The hardware needs to catch up I think. I asked ChatGPT (lol) how much it would cost to build a Deepseek server that runs at a reasonable speed and it quoted ~400k-800k(8-16 H100 + the rest of the server).
Guess we are still in the 1970s era of AI computing. We need to hope for a few more step changes or some breakthrough on model size.
You can run most open models (excluding kimi-k2) on hardware that costs anywhere from 45 - 85k (tbf, specced before the vram wars of late 2025 so +10k maybe?). 4-8 PRO6000s + all the other bits and pieces gives you a machine that you can host locally and run very capable models, at several quants (glm4.7, minimax2.1, devstral, dsv3, gpt-oss-120b, qwens, etc.), with enough speed and parallel sessions for a small team (of agents or humans).

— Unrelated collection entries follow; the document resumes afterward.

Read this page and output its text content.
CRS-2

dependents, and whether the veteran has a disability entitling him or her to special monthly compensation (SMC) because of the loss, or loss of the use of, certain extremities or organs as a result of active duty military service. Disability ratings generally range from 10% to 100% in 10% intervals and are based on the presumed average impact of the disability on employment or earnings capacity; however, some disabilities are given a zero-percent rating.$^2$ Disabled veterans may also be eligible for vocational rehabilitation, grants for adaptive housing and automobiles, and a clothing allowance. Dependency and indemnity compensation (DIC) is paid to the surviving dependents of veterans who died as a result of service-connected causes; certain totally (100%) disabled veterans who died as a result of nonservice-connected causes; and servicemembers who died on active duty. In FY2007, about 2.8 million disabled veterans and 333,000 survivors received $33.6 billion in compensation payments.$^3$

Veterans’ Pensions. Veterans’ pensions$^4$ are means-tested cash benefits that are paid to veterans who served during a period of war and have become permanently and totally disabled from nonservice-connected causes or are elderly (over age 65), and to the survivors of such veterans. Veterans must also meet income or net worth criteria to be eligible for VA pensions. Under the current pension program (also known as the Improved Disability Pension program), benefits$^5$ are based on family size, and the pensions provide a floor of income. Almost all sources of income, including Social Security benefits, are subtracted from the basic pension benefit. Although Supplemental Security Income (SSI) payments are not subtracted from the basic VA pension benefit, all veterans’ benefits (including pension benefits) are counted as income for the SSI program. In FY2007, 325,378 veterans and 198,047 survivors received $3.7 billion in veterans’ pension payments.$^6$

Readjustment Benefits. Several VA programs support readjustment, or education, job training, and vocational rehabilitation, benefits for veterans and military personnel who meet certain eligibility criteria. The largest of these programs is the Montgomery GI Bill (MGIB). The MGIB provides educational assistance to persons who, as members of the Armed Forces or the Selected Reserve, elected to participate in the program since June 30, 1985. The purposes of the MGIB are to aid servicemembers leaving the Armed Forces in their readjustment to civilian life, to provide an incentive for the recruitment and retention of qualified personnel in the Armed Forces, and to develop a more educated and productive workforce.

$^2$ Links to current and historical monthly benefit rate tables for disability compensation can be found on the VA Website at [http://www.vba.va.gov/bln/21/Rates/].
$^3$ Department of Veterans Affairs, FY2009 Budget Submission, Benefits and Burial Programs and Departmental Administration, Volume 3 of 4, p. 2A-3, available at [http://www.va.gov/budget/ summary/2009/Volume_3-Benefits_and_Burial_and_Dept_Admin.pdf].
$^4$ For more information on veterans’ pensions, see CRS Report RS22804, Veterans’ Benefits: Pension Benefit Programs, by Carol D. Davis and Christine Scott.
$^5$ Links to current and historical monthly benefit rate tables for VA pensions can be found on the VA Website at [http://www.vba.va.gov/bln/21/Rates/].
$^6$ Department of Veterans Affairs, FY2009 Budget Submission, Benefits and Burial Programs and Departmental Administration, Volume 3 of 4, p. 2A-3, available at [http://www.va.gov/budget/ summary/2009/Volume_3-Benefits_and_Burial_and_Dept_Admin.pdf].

The problem is that Moore's law is dead, silicon isn't advancing as fast as what we've envisioned in the past, we're experiencing all sorts of quantum tunneling effects in order to cram as much microstructure as possible into silicon, and R&D for manufacturing these chips are climbing at a rapid rate. There's a limit to how we can fight against Physics, and unless we discover a totally new paradigm to alleviate this issues (ex. optical computing?) we're going to experience diminishing returns at the end of the sigmoid-like tech advancement cycle.